# Thread: Limit: Indeterminate Form/L'Hospital's Rule

1. ## Limit: Indeterminate Form/L'Hospital's Rule

Evaluate the limit. (If you need to use - or , enter -INFINITY or INFINITY.)

$\displaystyle \mathop {\lim }\limits_{x \to \infty } \frac{{\ln \left( {\ln \left( {4x} \right)} \right)}} {{4x}}$

Here's what I tried.
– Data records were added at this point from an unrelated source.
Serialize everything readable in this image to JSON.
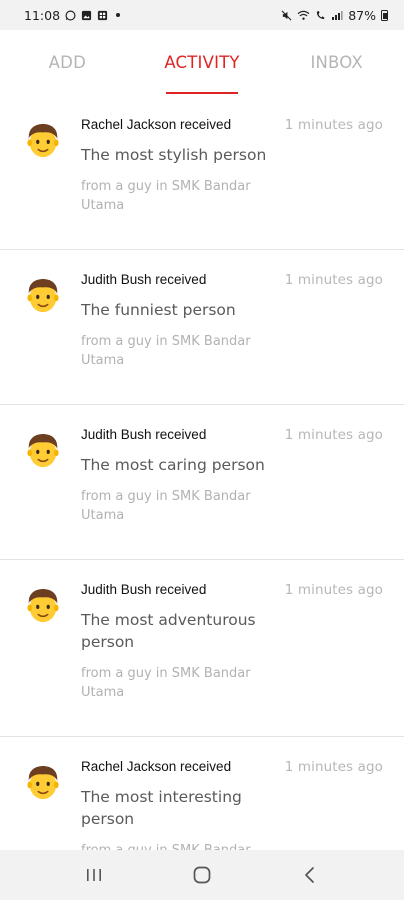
{
  "status_bar": {
    "time": "11:08",
    "battery": "87%"
  },
  "tabs": [
    {
      "label": "ADD",
      "active": false
    },
    {
      "label": "ACTIVITY",
      "active": true
    },
    {
      "label": "INBOX",
      "active": false
    }
  ],
  "accent_color": "#e02424",
  "activities": [
    {
      "recipient_line": "Rachel Jackson received",
      "time": "1 minutes ago",
      "title": "The most stylish person",
      "from": "from a guy in SMK Bandar Utama",
      "avatar_icon": "man-emoji-icon"
    },
    {
      "recipient_line": "Judith Bush received",
      "time": "1 minutes ago",
      "title": "The funniest person",
      "from": "from a guy in SMK Bandar Utama",
      "avatar_icon": "man-emoji-icon"
    },
    {
      "recipient_line": "Judith Bush received",
      "time": "1 minutes ago",
      "title": "The most caring person",
      "from": "from a guy in SMK Bandar Utama",
      "avatar_icon": "man-emoji-icon"
    },
    {
      "recipient_line": "Judith Bush received",
      "time": "1 minutes ago",
      "title": "The most adventurous person",
      "from": "from a guy in SMK Bandar Utama",
      "avatar_icon": "man-emoji-icon"
    },
    {
      "recipient_line": "Rachel Jackson received",
      "time": "1 minutes ago",
      "title": "The most interesting person",
      "from": "from a guy in SMK Bandar Utama",
      "avatar_icon": "man-emoji-icon"
    }
  ],
  "nav_bar": {
    "recents_icon": "recent-apps-icon",
    "home_icon": "home-icon",
    "back_icon": "back-icon"
  }
}
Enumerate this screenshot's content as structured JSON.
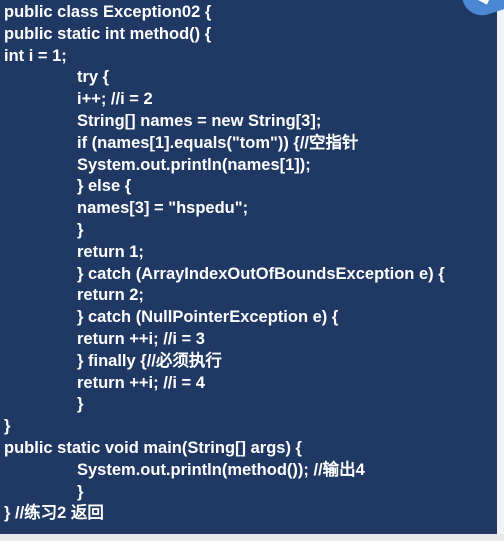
{
  "code_lines": [
    {
      "indent": 0,
      "text": "public class Exception02 {"
    },
    {
      "indent": 0,
      "text": "public static int method() {"
    },
    {
      "indent": 0,
      "text": "int i = 1;"
    },
    {
      "indent": 1,
      "text": "try {"
    },
    {
      "indent": 1,
      "text": "i++; //i = 2"
    },
    {
      "indent": 1,
      "text": "String[] names = new String[3];"
    },
    {
      "indent": 1,
      "text": "if (names[1].equals(\"tom\")) {//空指针"
    },
    {
      "indent": 1,
      "text": "System.out.println(names[1]);"
    },
    {
      "indent": 1,
      "text": "} else {"
    },
    {
      "indent": 1,
      "text": "names[3] = \"hspedu\";"
    },
    {
      "indent": 1,
      "text": "}"
    },
    {
      "indent": 1,
      "text": "return 1;"
    },
    {
      "indent": 1,
      "text": "} catch (ArrayIndexOutOfBoundsException e) {"
    },
    {
      "indent": 1,
      "text": "return 2;"
    },
    {
      "indent": 1,
      "text": "} catch (NullPointerException e) {"
    },
    {
      "indent": 1,
      "text": "return ++i; //i = 3"
    },
    {
      "indent": 1,
      "text": "} finally {//必须执行"
    },
    {
      "indent": 1,
      "text": "return ++i; //i = 4"
    },
    {
      "indent": 1,
      "text": "}"
    },
    {
      "indent": 0,
      "text": "}"
    },
    {
      "indent": 0,
      "text": "public static void main(String[] args) {"
    },
    {
      "indent": 1,
      "text": "System.out.println(method()); //输出4"
    },
    {
      "indent": 1,
      "text": "}"
    },
    {
      "indent": 0,
      "text": "} //练习2 返回"
    }
  ],
  "colors": {
    "slide_background": "#1f3864",
    "code_text": "#ffffff",
    "badge": "#4a88d4"
  },
  "icons": {
    "corner": "checkmark-badge-icon"
  }
}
Here's our first rule:

$\displaystyle \begin{gathered} \mathop {\lim }\limits_{x \to \infty } \frac{{f(x)}} {{g(x)}} = \mathop {\lim }\limits_{x \to \infty } \frac{{f'(x)}} {{g'(x)}} \hfill \\ \mathop {\lim }\limits_{x \to \infty } \frac{{\tfrac{1} {{\ln 4x}} \cdot \tfrac{1} {{4x}} \cdot \tfrac{4} {1}}} {4} \hfill \\ \mathop {\lim }\limits_{x \to \infty } \frac{{\tfrac{1} {{x\ln 4x}}}} {4} \hfill \\ \end{gathered}$

$\displaystyle \begin{gathered} \mathop {\lim }\limits_{x \to \infty } \frac{{\tfrac{1} {{x\ln 4x}}}} {4} \hfill \\ \mathop {\lim }\limits_{x \to \infty } \frac{1} {{4x\ln 4x}} \hfill \\ \end{gathered}$

So then what? It's not infinity or -infinity.

2. Originally Posted by RedBarchetta
Evaluate the limit. (If you need to use - or , enter -INFINITY or INFINITY.)

$\displaystyle \mathop {\lim }\limits_{x \to \infty } \frac{{\ln \left( {\ln \left( {4x} \right)} \right)}} {{4x}}$

Here's what I tried. Here's our first rule:

$\displaystyle \begin{gathered} \mathop {\lim }\limits_{x \to \infty } \frac{{f(x)}} {{g(x)}} = \mathop {\lim }\limits_{x \to \infty } \frac{{f'(x)}} {{g'(x)}} \hfill \\ \mathop {\lim }\limits_{x \to \infty } \frac{{\tfrac{1} {{\ln 4x}} \cdot \tfrac{1} {{4x}} \cdot \tfrac{4} {1}}} {4} \hfill \\ \mathop {\lim }\limits_{x \to \infty } \frac{{\tfrac{1} {{x\ln 4x}}}} {4} \hfill \\ \end{gathered}$

$\displaystyle \begin{gathered} \mathop {\lim }\limits_{x \to \infty } \frac{{\tfrac{1} {{x\ln 4x}}}} {4} \hfill \\ \mathop {\lim }\limits_{x \to \infty } \frac{1} {{4x\ln 4x}} \hfill \\ \end{gathered}$

So then what? It's not infinity or -infinity.
$\displaystyle \lim_{x\to{\infty}}\frac{\ln(\ln 4x)}{4x}$

$\displaystyle \lim_{x\to{\infty}}\frac{\frac{1}{x\ln 4x}}{4}$

$\displaystyle \lim_{x\to{\infty}}\frac{1}{4x\ln 4x}=\color{red}\boxed{0}$. This the case because the denominator approaches infinity : $\displaystyle \frac{1}{\infty}\rightarrow 0$.